Thanks to Jason for his very instructive post below on Wendell Berry.
For me, it’s not so much that Berry is for same-sex marriage these days. It’s that he thinks—with his characteristic self-righteousness—that anyone who disagrees with him is a bigoted jerk in the thrall of industrial capitalism. He’s less tolerant or open to the thought that he might be wrong than many or most feminists. It’s like no one ever told him that capitalism isn’t so industrial any more. And it’s definitely like he’s never really been about spirited dialogue about the comparative merits of small-town and big-city life. There might even be a good thing or two about techno-liberation that’s escaped his notice.
We POSTMODERN CONSERVATIVES are put off by the political stupidity of many “traditionalists.” And it’s pretty much always the case that the problem is less the stupid opinion itself than the moralistic ferocity by which it is held. I remind you, for example, of Alasdair MacIntyre’s Marxism. To lesser but real extent, I can also remind you of what Carl called, in the thread, Pat Deneen’s annoying neutrality, which also, I think, is grounded in some Marxist assumptions.

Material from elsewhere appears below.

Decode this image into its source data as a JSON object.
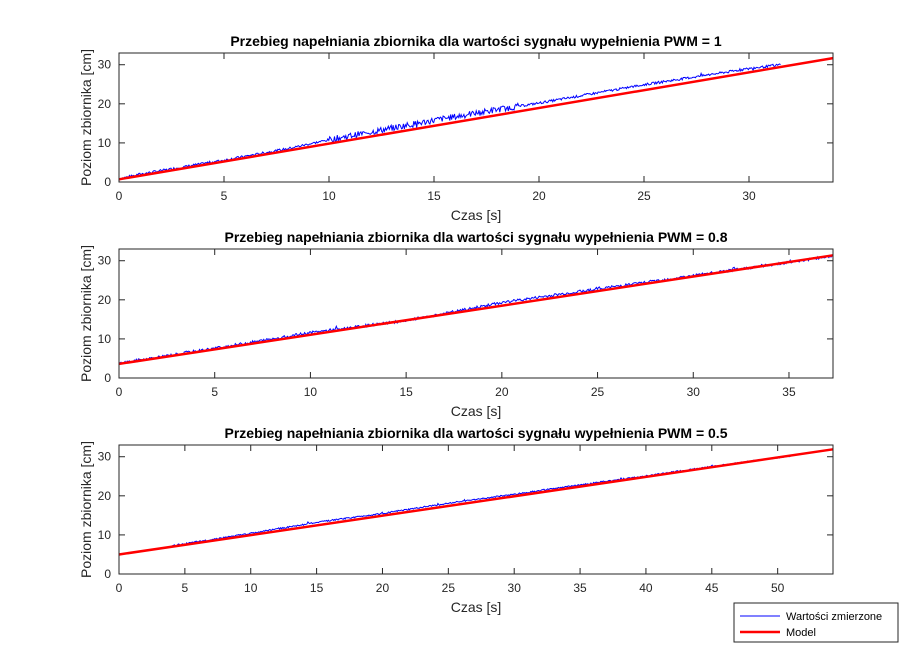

The problem is the view shared by the Trinity of thinkers mentioned above that we live in an after-virtue time, a time where the contents of life have been completely emptied out by capitalism. It’s a view that’s forgetful of the fact that even Marx meant THE COMMUNIST MANIFESTO—which is, I admit, very exhilirating to read—to be polemical exaggeration or self-conscious pseudo-scientism. “Capitalism” is a word that doesn’t correspond very well to any empirical reality; it’s not synonomous with “liberalism.”

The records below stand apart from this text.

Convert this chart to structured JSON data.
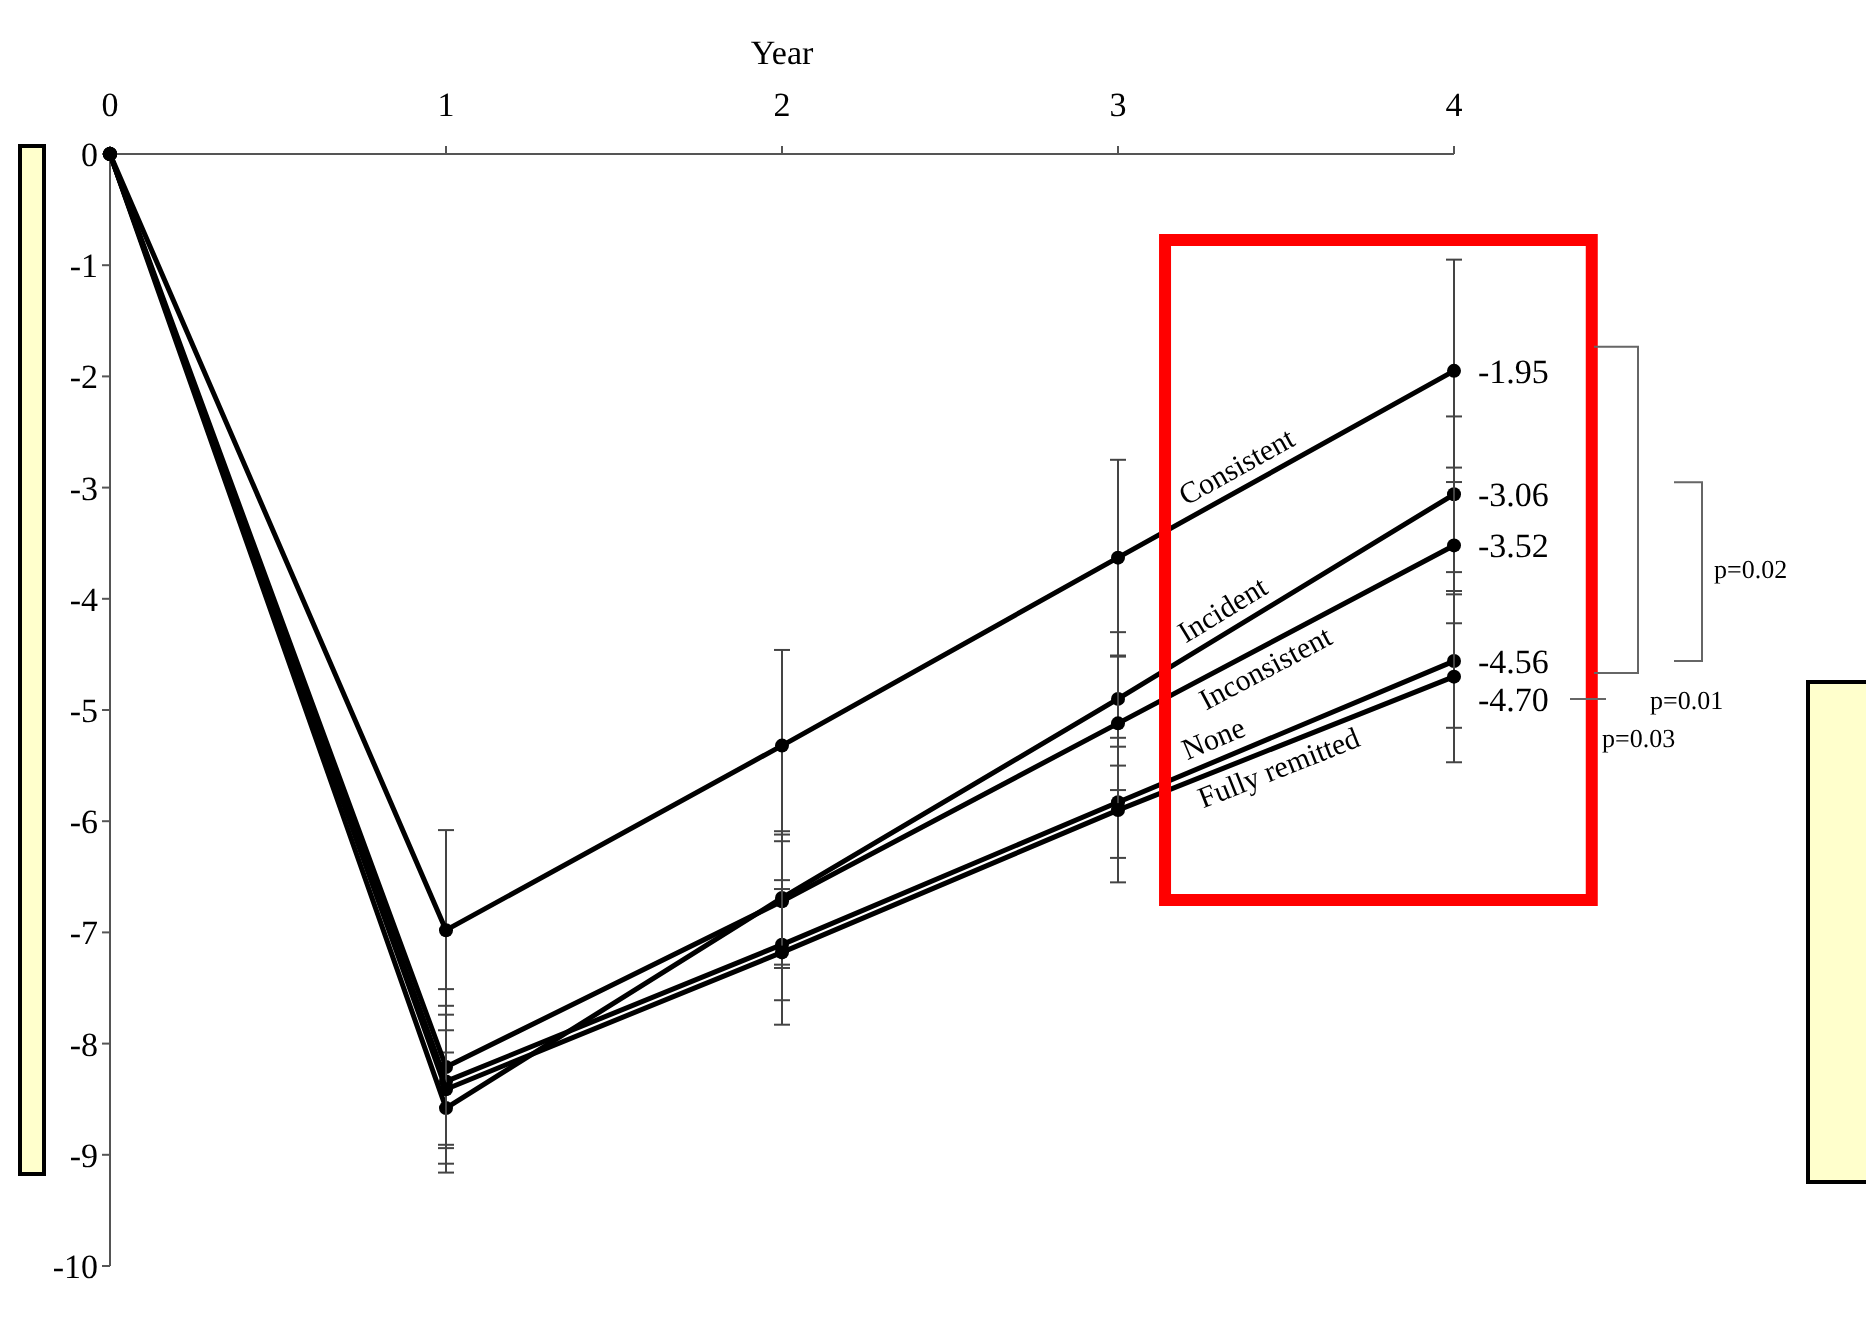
{
  "chart_data": {
    "type": "line",
    "xlabel": "Year",
    "x": [
      0,
      1,
      2,
      3,
      4
    ],
    "xlim": [
      0,
      4
    ],
    "xticks": [
      0,
      1,
      2,
      3,
      4
    ],
    "ylim": [
      -10,
      0
    ],
    "yticks": [
      0,
      -1,
      -2,
      -3,
      -4,
      -5,
      -6,
      -7,
      -8,
      -9,
      -10
    ],
    "grid": false,
    "legend": false,
    "marker": "circle",
    "line_style": "solid",
    "series": [
      {
        "name": "Consistent",
        "color": "#000000",
        "values": [
          0,
          -6.98,
          -5.32,
          -3.63,
          -1.95
        ],
        "errors": [
          null,
          0.9,
          0.86,
          0.88,
          1.0
        ],
        "value_labels": [
          null,
          null,
          null,
          null,
          "-1.95"
        ]
      },
      {
        "name": "Incident",
        "color": "#000000",
        "values": [
          0,
          -8.58,
          -6.69,
          -4.9,
          -3.06
        ],
        "errors": [
          null,
          0.5,
          0.6,
          0.6,
          0.7
        ],
        "value_labels": [
          null,
          null,
          null,
          null,
          "-3.06"
        ]
      },
      {
        "name": "Inconsistent",
        "color": "#000000",
        "values": [
          0,
          -8.21,
          -6.72,
          -5.12,
          -3.52
        ],
        "errors": [
          null,
          0.7,
          0.6,
          0.6,
          0.7
        ],
        "value_labels": [
          null,
          null,
          null,
          null,
          "-3.52"
        ]
      },
      {
        "name": "None",
        "color": "#000000",
        "values": [
          0,
          -8.34,
          -7.11,
          -5.83,
          -4.56
        ],
        "errors": [
          null,
          0.6,
          0.5,
          0.5,
          0.6
        ],
        "value_labels": [
          null,
          null,
          null,
          null,
          "-4.56"
        ]
      },
      {
        "name": "Fully remitted",
        "color": "#000000",
        "values": [
          0,
          -8.41,
          -7.18,
          -5.9,
          -4.7
        ],
        "errors": [
          null,
          0.75,
          0.65,
          0.65,
          0.77
        ],
        "value_labels": [
          null,
          null,
          null,
          null,
          "-4.70"
        ]
      }
    ],
    "annotations": [
      "p=0.02",
      "p=0.01",
      "p=0.03"
    ]
  }
}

It’s not that we postmodern conservatives don’t see some truth in this after-virtue view. We see, for example, a connection between the current plausibility of same-sex marriage as a right and the Lockeanization of marriage. But we don’t make the mistake of thinking that all relational life has withered away in our country. We remember, for example, that our Evangelicals and Pentecostals, despite their lack of aesthetic sense and deep book-learning, really are Christians who love one another and practice the virtue of charity. And we see marriage making a comeback even among our bourgeois bohemians. Elvis is still right about what just about everyone can’t help doing, and the transhumanists are wrong to think death doesn’t have much of a future. (I resist the temptation to move to talk about the almost-beautiful last episode of GIRLS.)